The McGill research team has now discovered that without a particular group of cells (known as NG2-glia cells) in place in the median eminence, the leptin receptors in the brain never receive the messages from the body telling it that it is sated.

“Most of the brain is a well-protected fortress, designed to shelter delicate nerve cells,” says Kokoeva. “The median eminence is outside these protections, and so can be a dangerous environment for the nerve cells that detect leptin. We think that the NG2-glia cells act to support and shelter the leptin receptor neurons, enabling them to instruct the body when to stop eating.”

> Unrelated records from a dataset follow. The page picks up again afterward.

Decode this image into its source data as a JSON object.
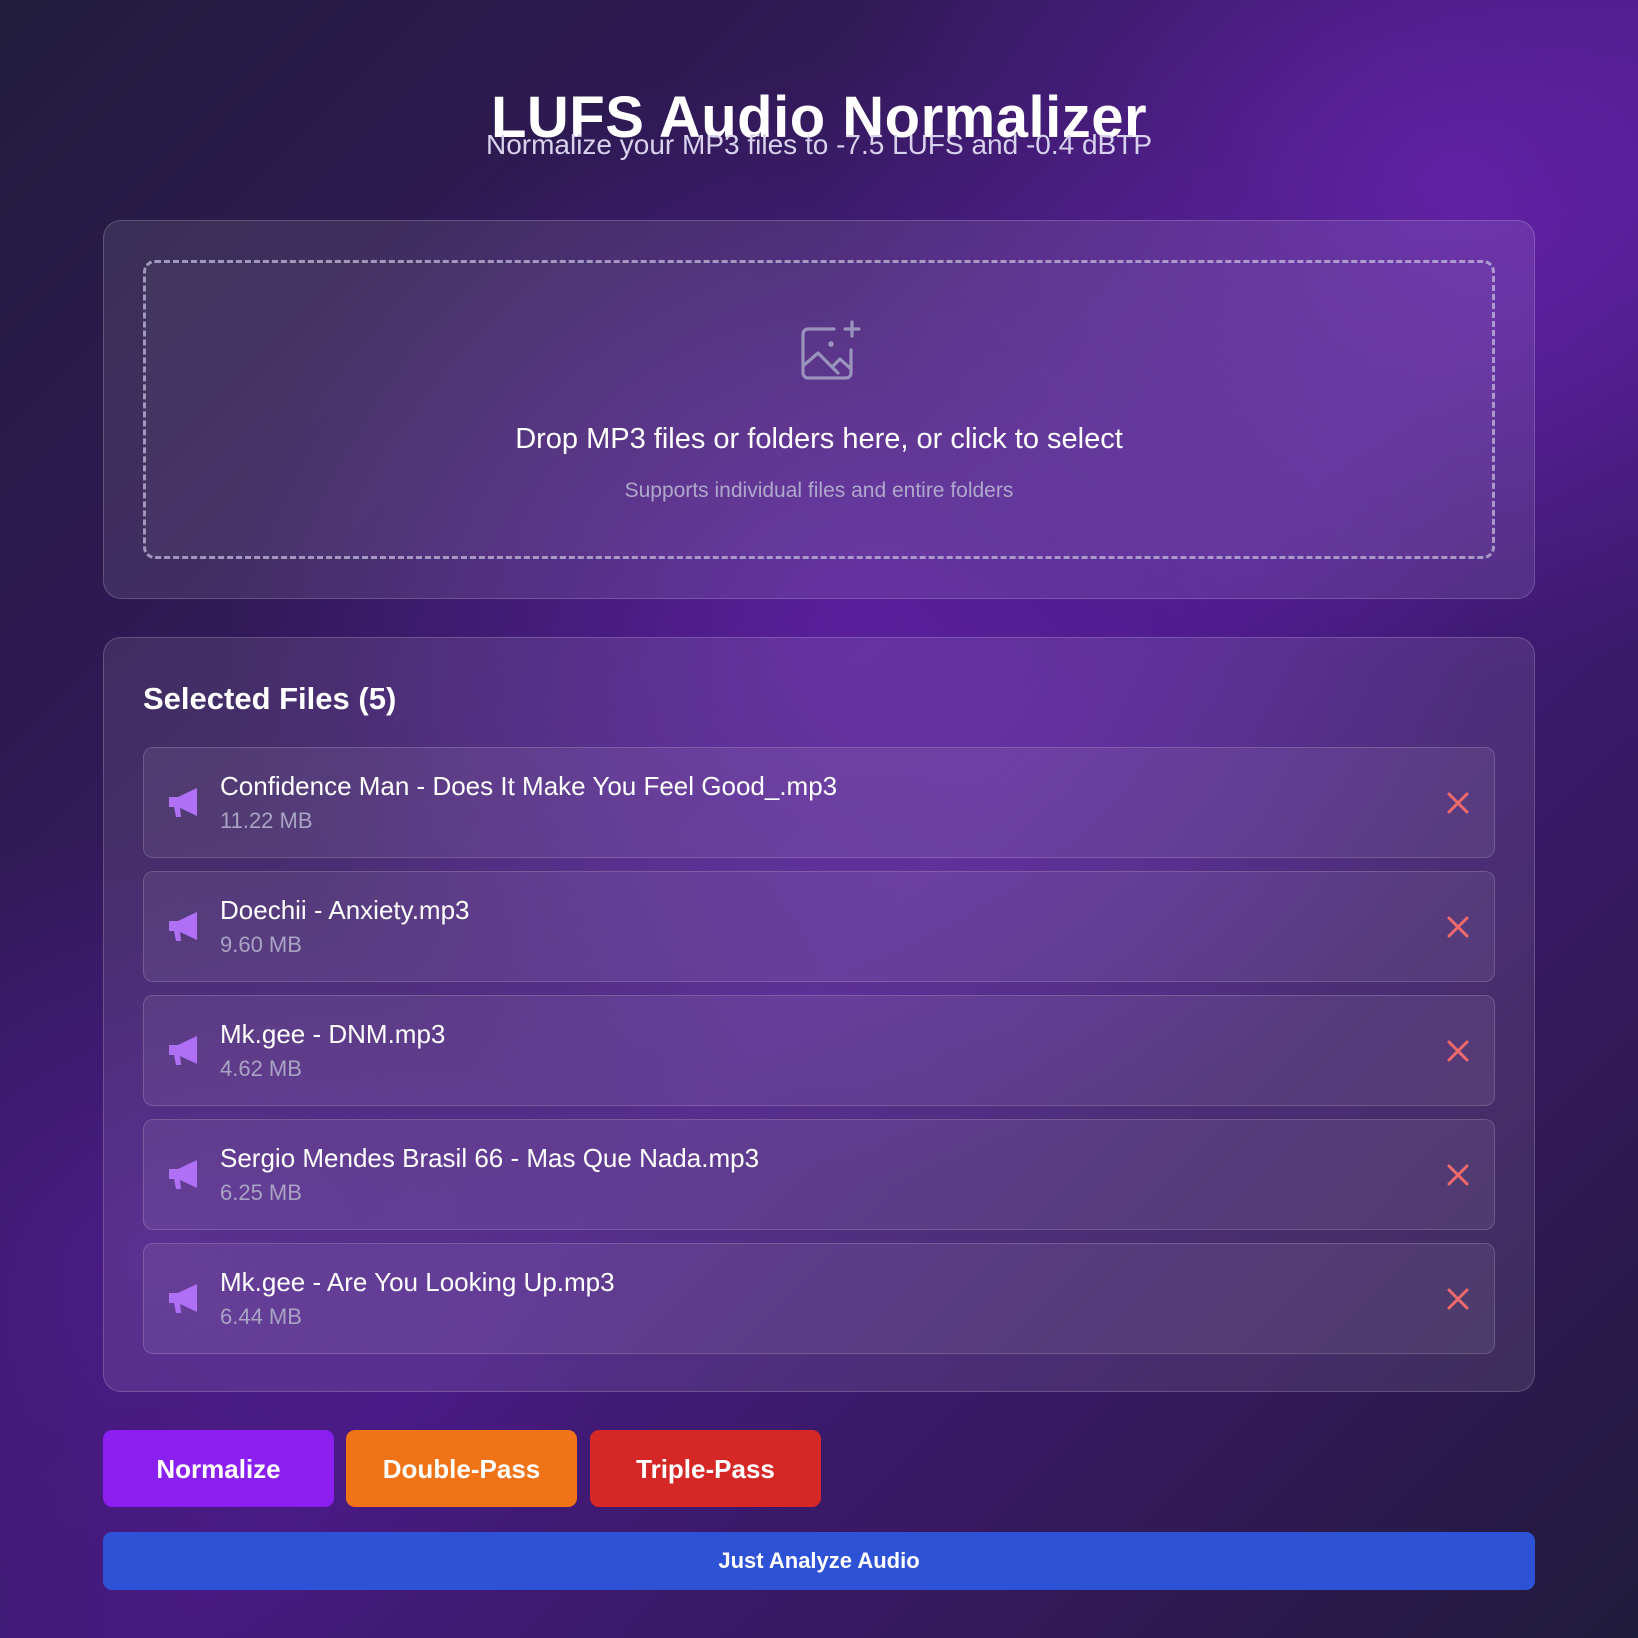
{
  "header": {
    "title": "LUFS Audio Normalizer",
    "subtitle": "Normalize your MP3 files to -7.5 LUFS and -0.4 dBTP"
  },
  "dropzone": {
    "title": "Drop MP3 files or folders here, or click to select",
    "subtitle": "Supports individual files and entire folders",
    "icon": "image-add-icon"
  },
  "files": {
    "heading": "Selected Files (5)",
    "items": [
      {
        "name": "Confidence Man - Does It Make You Feel Good_.mp3",
        "size": "11.22 MB",
        "icon": "megaphone-icon",
        "remove_icon": "close-icon"
      },
      {
        "name": "Doechii - Anxiety.mp3",
        "size": "9.60 MB",
        "icon": "megaphone-icon",
        "remove_icon": "close-icon"
      },
      {
        "name": "Mk.gee - DNM.mp3",
        "size": "4.62 MB",
        "icon": "megaphone-icon",
        "remove_icon": "close-icon"
      },
      {
        "name": "Sergio Mendes Brasil 66 - Mas Que Nada.mp3",
        "size": "6.25 MB",
        "icon": "megaphone-icon",
        "remove_icon": "close-icon"
      },
      {
        "name": "Mk.gee - Are You Looking Up.mp3",
        "size": "6.44 MB",
        "icon": "megaphone-icon",
        "remove_icon": "close-icon"
      }
    ]
  },
  "actions": {
    "normalize": "Normalize",
    "double_pass": "Double-Pass",
    "triple_pass": "Triple-Pass",
    "analyze": "Just Analyze Audio"
  },
  "colors": {
    "normalize": "#8a1ff0",
    "double_pass": "#f07317",
    "triple_pass": "#d62727",
    "analyze": "#2e52d6",
    "file_icon": "#b070f5",
    "remove_icon": "#f06a6a"
  }
}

Crucial role of the median eminence in weight gain
“We developed an interest in NG2-glia cells in this specific part of the brain because unlike neurons, during much of our adult lives these cells are constantly dividing and they do so most actively in the median eminence,” says Tina Djogo, a McGill doctoral student and one of two lead authors on the study which was published this week in Cell Metabolism. “But though these cells were first described about thirty years ago it has been difficult so far to pinpoint their exact functions in the adult brain.”

Because of their particularly high turnover in the median eminence, the researchers wondered if the NG2-glia cells might play a role in leptin sensing and therefore in appetite control. So they used a drug to kill the NG2-glia cells in the median eminence of a group of mice and then watched to see whether there was a difference in food intake. The results were stunning.

Within three days after they started to receive the medication, some of the mice dubbed “gainers” had already started to eat more compared with the control group of mice who had not received medication. And by 30 days afterwards, the weight of some of the mice had doubled – from 25 grams to around 50 grams.

“But what was most exciting to us, was that even though NG2-glia are found across the brain” explains Sarah Robins, a research associate who was also a lead author on this study, “it was only when we removed these cells from the median eminence that we saw this clear increase in body weight.”

A possible explanation for weight gain in brain tumour patients
The researchers then corroborated the role of the NG2-glia cells in the median eminence in appetite control through experiments using genetically modified mice, and also by using irradiation. This latter discovery suggested an explanation for a previously unexplained phenomenon in human brain cancer survivors.

“People who have been treated for brain tumours using radiation to block cell proliferation often become overweight,” says Kokoeva. “However, there has never been any satisfactory explanation, but our experiments in mice now suggests that the reason for this weight gain may be the loss of NG2-glia in the median eminence as a result of radiation.”

The researchers are hopeful that the identification of NG2-glia in the median eminence as crucial elements in body weight and appetite control will pave the way to new targeted anti-obesity approaches directed towards maintaining or raising the NG2-glia population in the median eminence.